HACE1 promotes NRF2 activity, stability, and synthesis. (A) Hace1 WT or KO MEFs cotransfected with antioxidative stress response element-luciferase (ARE-LUC) and pRenilla vectors were treated with H₂O₂ (200 μM; 6 h), as indicated. NRF2 activity was determined by measuring luciferase activity. n = 3; *P < 0.01; **P < 0.005. (B) Hace1 WT or KO MEFs were treated with H₂O₂ (200 μM) for the indicated times. Hmox1 and Nqo1 mRNA levels were determined using qRT-PCR. n = 3; *P < 0.01. (C) Hace1 WT or KO MEFs were treated with H₂O₂ (200 μM) for the indicated times.
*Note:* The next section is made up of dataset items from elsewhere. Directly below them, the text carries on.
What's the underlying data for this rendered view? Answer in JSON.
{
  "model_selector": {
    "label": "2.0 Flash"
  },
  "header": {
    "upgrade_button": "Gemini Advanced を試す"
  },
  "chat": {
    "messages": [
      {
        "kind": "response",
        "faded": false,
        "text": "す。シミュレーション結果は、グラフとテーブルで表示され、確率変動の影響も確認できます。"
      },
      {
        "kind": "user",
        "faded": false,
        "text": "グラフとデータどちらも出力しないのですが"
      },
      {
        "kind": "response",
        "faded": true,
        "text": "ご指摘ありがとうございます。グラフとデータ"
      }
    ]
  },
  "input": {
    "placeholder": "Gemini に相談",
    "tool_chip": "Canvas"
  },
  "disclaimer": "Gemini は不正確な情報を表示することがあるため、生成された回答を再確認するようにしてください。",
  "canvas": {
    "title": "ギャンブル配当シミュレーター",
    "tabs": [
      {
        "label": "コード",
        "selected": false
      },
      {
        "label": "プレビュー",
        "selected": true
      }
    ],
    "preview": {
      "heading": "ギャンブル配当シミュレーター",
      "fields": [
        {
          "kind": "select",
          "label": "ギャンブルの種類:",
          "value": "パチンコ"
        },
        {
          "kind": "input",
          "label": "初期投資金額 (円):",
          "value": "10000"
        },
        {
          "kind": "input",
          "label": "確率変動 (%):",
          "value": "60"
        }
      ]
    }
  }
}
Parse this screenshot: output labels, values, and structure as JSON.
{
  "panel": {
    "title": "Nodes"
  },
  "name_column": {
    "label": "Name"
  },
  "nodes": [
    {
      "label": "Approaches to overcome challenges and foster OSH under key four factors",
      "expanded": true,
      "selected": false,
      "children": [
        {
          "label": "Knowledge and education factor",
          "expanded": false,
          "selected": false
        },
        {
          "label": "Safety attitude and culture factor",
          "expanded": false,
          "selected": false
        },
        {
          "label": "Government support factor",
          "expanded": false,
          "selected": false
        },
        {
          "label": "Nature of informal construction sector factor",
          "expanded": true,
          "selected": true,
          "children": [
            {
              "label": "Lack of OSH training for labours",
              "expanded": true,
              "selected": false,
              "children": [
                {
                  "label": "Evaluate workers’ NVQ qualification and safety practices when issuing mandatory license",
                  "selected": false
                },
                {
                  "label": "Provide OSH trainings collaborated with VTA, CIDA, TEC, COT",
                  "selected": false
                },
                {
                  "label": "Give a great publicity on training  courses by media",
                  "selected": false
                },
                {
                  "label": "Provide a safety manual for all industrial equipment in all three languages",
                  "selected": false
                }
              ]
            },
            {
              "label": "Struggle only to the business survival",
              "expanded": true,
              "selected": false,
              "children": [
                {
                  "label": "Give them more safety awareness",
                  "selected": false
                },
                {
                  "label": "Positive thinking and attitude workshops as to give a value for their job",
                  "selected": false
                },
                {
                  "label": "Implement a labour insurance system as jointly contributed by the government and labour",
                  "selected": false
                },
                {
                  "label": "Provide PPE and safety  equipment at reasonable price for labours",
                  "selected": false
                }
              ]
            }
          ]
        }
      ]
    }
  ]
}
NRF2 protein levels were determined using Western blot. NRF2 levels were normalized to HSC70. n = 3; *P < 0.05. (D) Hace1 WT or KO MEFs were treated with H₂O₂ (200 μM) for the indicated time points. NRF2 localization was determined using immunofluorescence. Typical images are shown on the left. Cells exhibiting nuclear or cytosolic localization were scored. n = 200 from three independent experiments; *P < 0.01. (E) Hace1 WT or KO MEFs transfected with NRF2-expressing or control vector were treated with H₂O₂ (600 μM) or AR (10 μM) for 8 h. Cell death was measured by annexin V and PI staining and presented relative to WT cells. n = 3; *P < 0.01. (F) HEK293T cells were transfected as in E. Cells were pulsed with AHA (250 μM; 1 h) and MG132 to block protein degradation with or without AR (1 μM) as indicated. HACE1 kd in total cell lysates was confirmed using Western blot. Cell lysates were subjected to a Click-it reaction with biotin alkyne followed by streptavidin pulldown, and newly synthetized proteins were detected by Western blot.